From the rest of their subnet, they have no problems reaching that host.
From the engineering subnet, however, I cannot ping that host (obviously). In the static routes added on that host, however, they are telling me that the static route will override the absence of the default gateway and answer the server in the engineering subnet and it's application. The server in our network does have the proper setup on its NIC, so there's never been an any issue with it...but the vlan endpoint on the business side sometimes will answer and sometimes not.
I can find very little on the internet about giving a host a /32 netmask and being able to communicate with it across a router on another subnet.
im only a student but i'll have a pop at this one...
provided the network is set up correctly for routing between vlans. im willing to bet your problem is due to network traffic flow. If there is a lot of congestion on the new hosts side, there will be a lot of collisions, late replies etc and the network communication between the 2 machines will simply time out. Other times it may get through if there happens to be less traffic at that given moment.

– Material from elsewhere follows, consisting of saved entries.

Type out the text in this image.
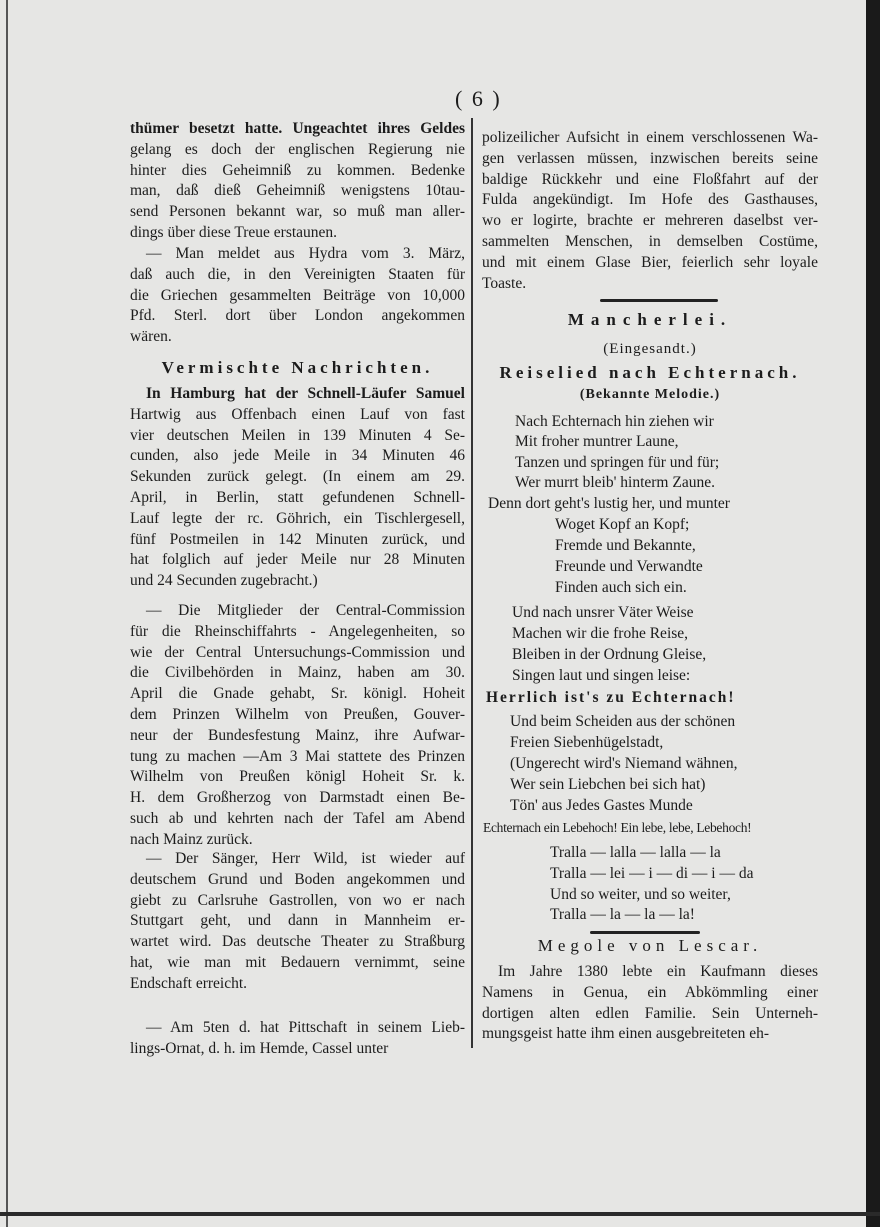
( 6 )
thümer besetzt hatte. Ungeachtet ihres Geldes
gelang es doch der englischen Regierung nie
hinter dies Geheimniß zu kommen. Bedenke
man, daß dieß Geheimniß wenigstens 10tau-
send Personen bekannt war, so muß man aller-
dings über diese Treue erstaunen.
— Man meldet aus Hydra vom 3. März,
daß auch die, in den Vereinigten Staaten für
die Griechen gesammelten Beiträge von 10,000
Pfd. Sterl. dort über London angekommen
wären.
In Hamburg hat der Schnell-Läufer Samuel
Hartwig aus Offenbach einen Lauf von fast
vier deutschen Meilen in 139 Minuten 4 Se-
cunden, also jede Meile in 34 Minuten 46
Sekunden zurück gelegt. (In einem am 29.
April, in Berlin, statt gefundenen Schnell-
Lauf legte der rc. Göhrich, ein Tischlergesell,
fünf Postmeilen in 142 Minuten zurück, und
hat folglich auf jeder Meile nur 28 Minuten
und 24 Secunden zugebracht.)
— Die Mitglieder der Central-Commission
für die Rheinschiffahrts - Angelegenheiten, so
wie der Central Untersuchungs-Commission und
die Civilbehörden in Mainz, haben am 30.
April die Gnade gehabt, Sr. königl. Hoheit
dem Prinzen Wilhelm von Preußen, Gouver-
neur der Bundesfestung Mainz, ihre Aufwar-
tung zu machen —Am 3 Mai stattete des Prinzen
Wilhelm von Preußen königl Hoheit Sr. k.
H. dem Großherzog von Darmstadt einen Be-
such ab und kehrten nach der Tafel am Abend
nach Mainz zurück.
— Der Sänger, Herr Wild, ist wieder auf
deutschem Grund und Boden angekommen und
giebt zu Carlsruhe Gastrollen, von wo er nach
Stuttgart geht, und dann in Mannheim er-
wartet wird. Das deutsche Theater zu Straßburg
hat, wie man mit Bedauern vernimmt, seine
Endschaft erreicht.
— Am 5ten d. hat Pittschaft in seinem Lieb-
lings-Ornat, d. h. im Hemde, Cassel unter
polizeilicher Aufsicht in einem verschlossenen Wa-
gen verlassen müssen, inzwischen bereits seine
baldige Rückkehr und eine Floßfahrt auf der
Fulda angekündigt. Im Hofe des Gasthauses,
wo er logirte, brachte er mehreren daselbst ver-
sammelten Menschen, in demselben Costüme,
und mit einem Glase Bier, feierlich sehr loyale
Toaste.
Im Jahre 1380 lebte ein Kaufmann dieses
Namens in Genua, ein Abkömmling einer
dortigen alten edlen Familie. Sein Unterneh-
mungsgeist hatte ihm einen ausgebreiteten eh-
Nach Echternach hin ziehen wir
Mit froher muntrer Laune,
Tanzen und springen für und für;
Wer murrt bleib' hinterm Zaune.
Denn dort geht's lustig her, und munter
Woget Kopf an Kopf;
Fremde und Bekannte,
Freunde und Verwandte
Finden auch sich ein.
Und nach unsrer Väter Weise
Machen wir die frohe Reise,
Bleiben in der Ordnung Gleise,
Singen laut und singen leise:
Herrlich ist's zu Echternach!
Und beim Scheiden aus der schönen
Freien Siebenhügelstadt,
(Ungerecht wird's Niemand wähnen,
Wer sein Liebchen bei sich hat)
Tön' aus Jedes Gastes Munde
Echternach ein Lebehoch! Ein lebe, lebe, Lebehoch!
Tralla — lalla — lalla — la
Tralla — lei — i — di — i — da
Und so weiter, und so weiter,
Tralla — la — la — la!
Vermischte Nachrichten.
Mancherlei.
(Eingesandt.)
Reiselied nach Echternach.
(Bekannte Melodie.)
Megole von Lescar.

Now the new host has a broadcast subnet mask (255.255.255.255) and with the 2 departments being on different subnets, i believe the intention may be to broadcast information, (perhaps a video feed or similar?) to the whole business subnet only but the network topology may not be equipped to handle it as this could generate a lot of network traffic if this is the case. The vlan end point may need to be attached to a switch that has enough memory to handle a lot of broadcasts, aswell as the incomming and outgoing traffic for the other machines attached to it. If the switch cannot handle it all it may well randomly drop packets.
A good solution here, if not already implimented would be to create redundant loops by adding a few more switched to the topology on the vlan end point's end and have any other machines attached to the switch connect to the new switches. Configure spanning tree protocol correctly and you will have minimised traffic flow to and from the broadcast machine as the switches will choose easier paths for each machines traffic.

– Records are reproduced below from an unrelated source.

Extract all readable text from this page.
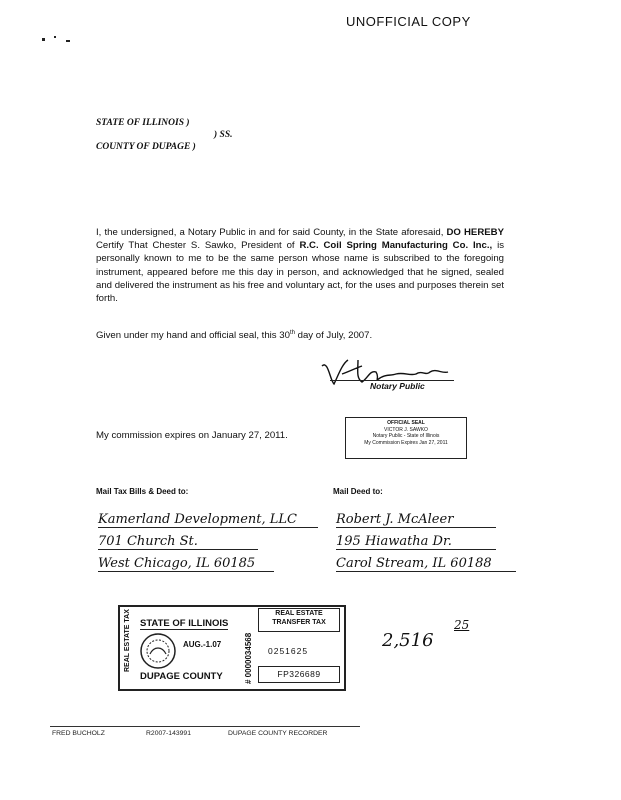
UNOFFICIAL COPY
STATE OF ILLINOIS )
) SS.
COUNTY OF DUPAGE )
I, the undersigned, a Notary Public in and for said County, in the State aforesaid, DO HEREBY Certify That Chester S. Sawko, President of R.C. Coil Spring Manufacturing Co. Inc., is personally known to me to be the same person whose name is subscribed to the foregoing instrument, appeared before me this day in person, and acknowledged that he signed, sealed and delivered the instrument as his free and voluntary act, for the uses and purposes therein set forth.
Given under my hand and official seal, this 30th day of July, 2007.
Notary Public
My commission expires on January 27, 2011.
OFFICIAL SEAL
VICTOR J. SAWKO
Notary Public - State of Illinois
My Commission Expires Jan 27, 2011
Mail Tax Bills & Deed to:	Mail Deed to:
Kamerland Development, LLC
701 Church St.
West Chicago, IL 60185
Robert J. McAleer
195 Hiawatha Dr.
Carol Stream, IL 60188
REAL ESTATE TAX STATE OF ILLINOIS
AUG.-1.07
DUPAGE COUNTY	# 0000034568
REAL ESTATE
TRANSFER TAX
0251625
FP326689
2,516
25
FRED BUCHOLZ	R2007-143991	DUPAGE COUNTY RECORDER
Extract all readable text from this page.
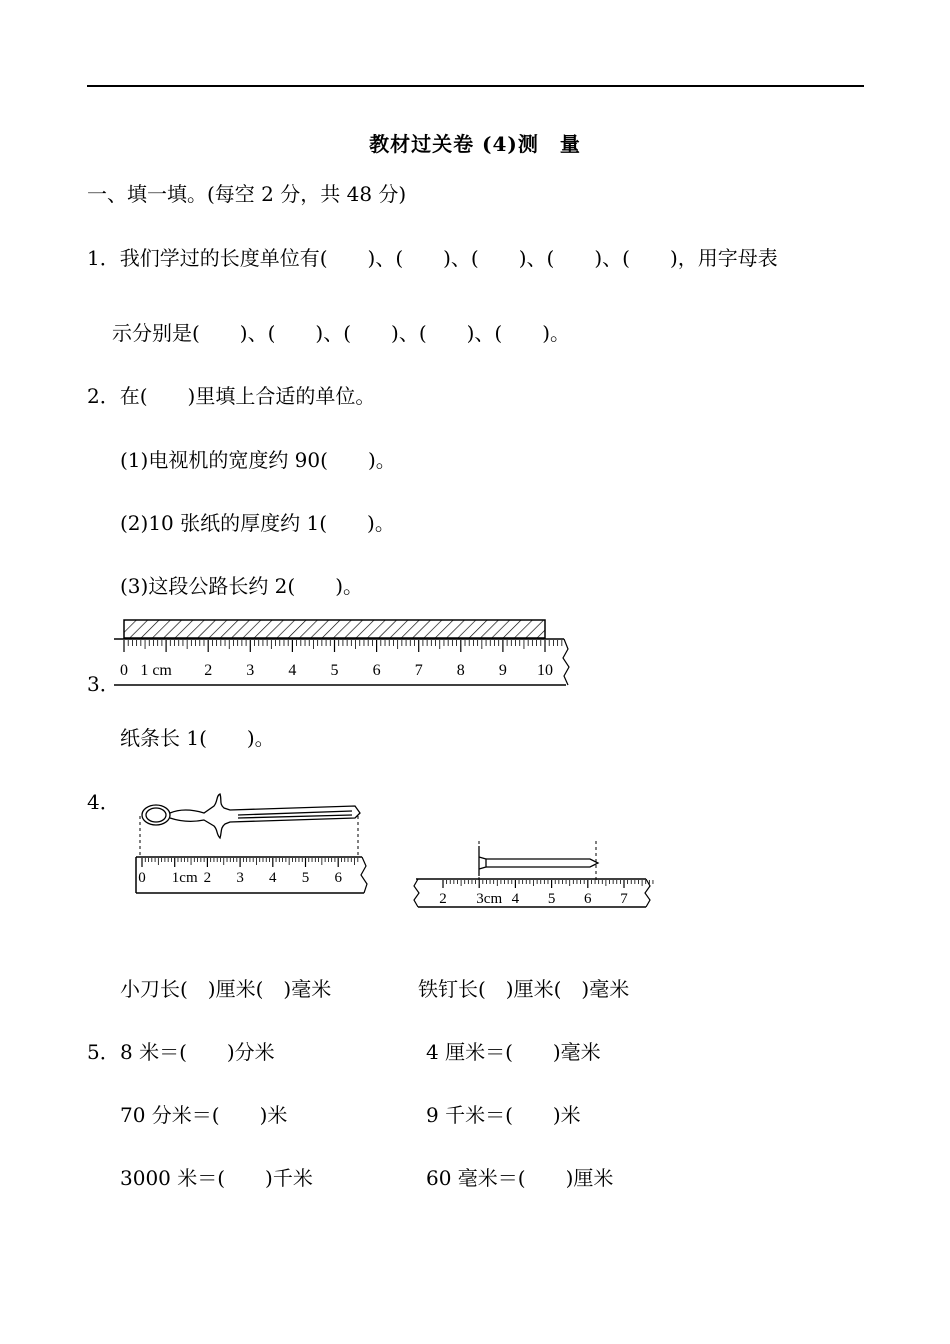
教材过关卷 (4)测　量
一、填一填。(每空 2 分，共 48 分)
1．我们学过的长度单位有(　　)、(　　)、(　　)、(　　)、(　　)，用字母表
示分别是(　　)、(　　)、(　　)、(　　)、(　　)。
2．在(　　)里填上合适的单位。
(1)电视机的宽度约 90(　　)。
(2)10 张纸的厚度约 1(　　)。
(3)这段公路长约 2(　　)。
3．
0 1 cm 2 3 4 5 6 7 8 9 10
纸条长 1(　　)。
4．
0 1cm 2 3 4 5 6
2 3cm 4 5 6 7
小刀长(　)厘米(　)毫米	铁钉长(　)厘米(　)毫米
5． 8 米＝(　　)分米	4 厘米＝(　　)毫米
70 分米＝(　　)米	9 千米＝(　　)米
3000 米＝(　　)千米	60 毫米＝(　　)厘米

Now i may be in over my head here but, Smurf if you're reading and care to respond, would the vlan end machine which has a broadcast subnet mask also not need a broadcast host ip ie.172.19.2.255 instead of 172.19.2.13??? And may i have an explaination of why i have just confused myself with that last bit? lol.
Ah i am way wrong... I couldnt stop thinking about the problem and decided to do a bit of research.
it is actually for configuring loopback addresses on the machine so a loopback network address can be advertised to each subnet for communication...
confusing? not really. Think of it as creating virtual ports and giving each one of those a seperate ip address so each vlan can communicate with the host individually. 172.19.2.13 could infact be 1 of 2 IPs configured on the device if this method has been used. The other address may be part of the other network so both subnets can communicate individually with the host. I should have realised that having only passed CCNA 3 a few weeks ago.
see this page for more info i believe it is a similar concept!:
Sometimes responds and sometimes doesn't eh? Try adding the (correct) MAC and IP addresses into the hosts files on both machines and also the machine names and IP addresses into the lmhosts files on both machines
I am more confused at how you can get hosts on the same network working. With the Subnet Mask, it will determine that its on a different network id and would therefore would think it needs to route the traffic.